デジタルデータソリューション社長 熊谷聖司さん(43)
パソコンの中に大切にしまってあった思い出の写真が、ぜ~んぶ消えちゃった。どうしよう。
仕事で収録していた有名タレントの動画が、まるまる再生できない。会社クビになるかも。やばい。
デジタル機器のメーカーに相談すると「原因不明です」「手の施しようがありません」と宣告される。
え~、そんな~。
一縷(いちる)の望みをかけ、この会社に電話で相談。「良ければいらして」と言われ、東京の銀座、大阪の梅田などにあるオフィスに行き、機器を託す。
神様、直りますように。
待合室で待つこと数十分。ほとんどの場合、大丈夫の診断が出る。費用は数万~30万円と少し高いが、思い出などには代えられない。
15年前に始めたこんなデータ復旧事業、今までにこなした案件は20万件超え、復旧率は95%超え。100社はある同業者を、量と質で圧倒する。

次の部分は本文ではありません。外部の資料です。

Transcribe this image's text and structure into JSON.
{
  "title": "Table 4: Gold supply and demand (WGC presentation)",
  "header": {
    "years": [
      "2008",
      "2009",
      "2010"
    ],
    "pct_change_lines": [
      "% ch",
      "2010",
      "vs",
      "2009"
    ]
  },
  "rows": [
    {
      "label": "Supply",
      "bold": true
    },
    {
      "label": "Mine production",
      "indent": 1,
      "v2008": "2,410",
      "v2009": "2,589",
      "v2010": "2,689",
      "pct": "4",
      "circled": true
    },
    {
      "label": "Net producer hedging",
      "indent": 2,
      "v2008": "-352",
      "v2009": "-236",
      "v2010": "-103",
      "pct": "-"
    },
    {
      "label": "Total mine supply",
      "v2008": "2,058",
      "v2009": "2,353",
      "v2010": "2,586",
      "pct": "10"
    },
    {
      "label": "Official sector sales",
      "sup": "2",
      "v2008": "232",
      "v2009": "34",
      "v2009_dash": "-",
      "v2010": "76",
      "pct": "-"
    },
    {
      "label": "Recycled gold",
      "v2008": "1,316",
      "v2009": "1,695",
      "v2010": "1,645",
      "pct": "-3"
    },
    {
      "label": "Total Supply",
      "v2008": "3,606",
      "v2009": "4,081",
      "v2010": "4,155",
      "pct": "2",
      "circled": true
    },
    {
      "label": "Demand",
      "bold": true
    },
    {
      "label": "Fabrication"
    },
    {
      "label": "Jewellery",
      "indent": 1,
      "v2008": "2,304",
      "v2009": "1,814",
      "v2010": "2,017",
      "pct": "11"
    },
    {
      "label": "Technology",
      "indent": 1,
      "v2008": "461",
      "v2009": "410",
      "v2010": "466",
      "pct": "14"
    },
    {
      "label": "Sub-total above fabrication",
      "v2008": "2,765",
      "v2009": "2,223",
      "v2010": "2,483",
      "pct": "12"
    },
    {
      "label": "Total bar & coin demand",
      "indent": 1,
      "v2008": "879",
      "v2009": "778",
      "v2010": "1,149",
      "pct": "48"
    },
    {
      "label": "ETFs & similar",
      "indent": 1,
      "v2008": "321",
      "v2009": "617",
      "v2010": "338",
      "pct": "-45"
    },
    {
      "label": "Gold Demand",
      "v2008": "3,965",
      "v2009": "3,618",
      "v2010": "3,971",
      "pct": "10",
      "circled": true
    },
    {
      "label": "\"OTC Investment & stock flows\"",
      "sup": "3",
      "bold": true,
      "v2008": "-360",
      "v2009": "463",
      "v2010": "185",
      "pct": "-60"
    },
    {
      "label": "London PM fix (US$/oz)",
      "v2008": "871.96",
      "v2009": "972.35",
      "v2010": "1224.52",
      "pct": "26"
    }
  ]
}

千葉県出身の心熱き元野球少年。でっかい仕事がしたくて土木の専門学校から建設会社に入るも、ITの世界にあこがれて2000年、この会社に入る。企業のコンサルタント事業を立ち上げると大成功、役員になる。
ところが。
パソコンにしまっていた顧客データ10万件が消えた。復旧しないと倒産かも。電話した業者は「80万円、イヤならいいんだよ」と高飛車。カッチーン。でも、頼むしかなかった。
〈ピンチにつけ込みやがって〉
怒りをバネに04年、復旧事業に参入する。世界中の技術を集め、学び、技術開発。「データ復旧の名医になる」の思いを部下4人と共有、またたくまに業界ナンバー1になった。
ところが、ところが。
14年、社長の多角化路線が行…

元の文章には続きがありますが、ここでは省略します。